Bekende uitvaartondernemers kunnen bijvoorbeeld via een ander kanaal dan de balie (bijvoorbeeld via fax) het overlijden doorgeven. De ABS constateert dat dit bericht afkomstig is van een gekend (eerder geïdentificeerd) persoon en vermeldt deze als aangever in de akte van overlijden. Een fysiek bezoek door de aangever kan dan dus achterwege blijven. De ABS is de enige die tekent voor het feit dat er aangifte is gedaan. Wel wordt de fax of scan van de aangever net als nu 18 maanden bewaard als onderliggend stuk bij de akte.
 
Het is raadzaam om, voorafgaand aan de invoering van deze werkwijze, uitvaartondernemers uit te nodigen om zich te identificeren. Bewaar een kopie van het paspoort en de originele handtekening van de uitvaartondernemer ter verificatie.
 
Verschijnt de aangever aan het loket, dan wordt zijn identiteit aan het loket vastgesteld door de ambtenaar van de burgerlijke stand. Het kan dan ook gaan om een onbekende aangever, zoals een familielid dat zelf de aangifte verzorgt. Ook deze hoeft de akte niet te ondertekenen. Met zijn handtekening verklaart de ABS dat de identiteit van de aangever door de ABS zelf is vastgesteld.
 
Omdat de uitvaartondernemers niet meer hoeven te verschijnen, rijst de vraagt hoe om te gaan met de verklaringen van artsen en lijkschouwers en de doodsoorzaakverklaringen voor het CBS.

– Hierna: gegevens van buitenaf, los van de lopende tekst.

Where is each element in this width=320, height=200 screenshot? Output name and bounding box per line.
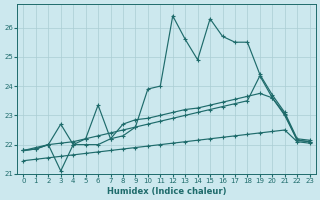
X-axis label: Humidex (Indice chaleur): Humidex (Indice chaleur) [107, 187, 226, 196]
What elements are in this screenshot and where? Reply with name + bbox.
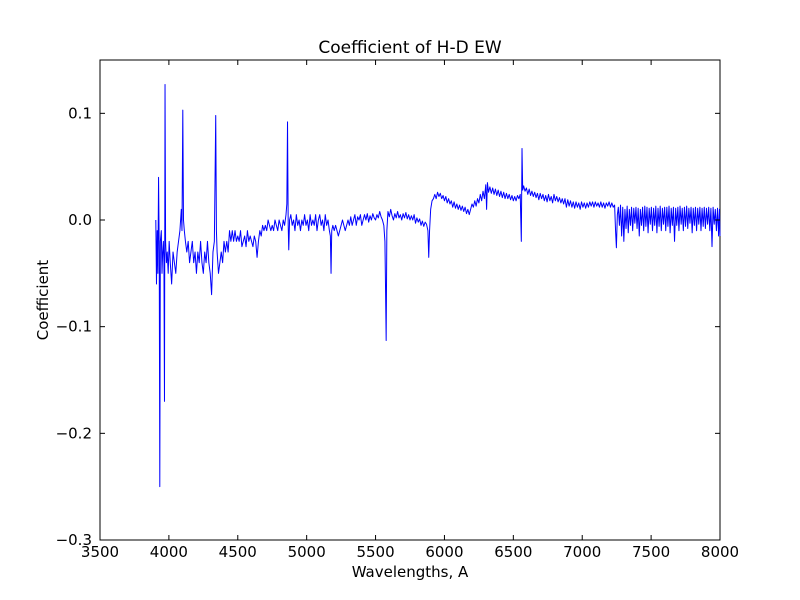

De uitvaartondernemer kan met zijn aangifte ook een scan meesturen van de dokters- of lijkschouwersverklaring. De verklaringen kunnen tevens worden opgestuurd aan de ABS, alsmede de B-enveloppen voor het CBS.
 
In de nieuwe modelakte van overlijden die de NVVB heeft uitgegeven is voor de digitale aangifte in de aktetekst opgenomen dat de aangifte digitaal is gedaan. Strikt genomen is dat niet meer nodig omdat geen enkele akte van overlijden straks nog de handtekening van de aangever bevat. In overleg met het Ministerie van Veiligheid en Justitie hebben wij besloten deze vermelding toch te handhaven in het model, omdat op die wijze direct duidelijk is, welke aangiften digitaal werden gedaan. Dit is nuttig als achteraf een onderzoek moet worden ingesteld naar de juistheid van de aangifte.
 
Tot slot is er helaas nog een onduidelijkheid. In het register van overlijden neemt de ABS ook een akte op als het gaat om een levenloos geboren kind. De akte vermeldt de geboorte én het overlijden. Omdat deze akte wel wordt gezien als akte van geboorte adviseren wij voorlopig om de aangever deze akte wel mede te laten ondertekenen. Mocht later blijken dat deze ondertekening overbodig is dan zullen wij dat direct publiceren via onze Nieuwsbrief en website.
 
In geval een kind kort na geboorte maar voor de aangifte is overleden worden een geboorteakte en een overlijdensakte opgemaakt. De wettelijke regeling geldt alleen voor overlijdensakten. De geboorteakte zal dus wel door de aangever ondertekend moeten worden. Het is niet van belang of de aangever een ouder is of een bekende uitvaartondernemer. Deze situatie blijft bestaan totdat de wetgever besluit dat ook geboorteakten niet meer getekend hoeven te worden.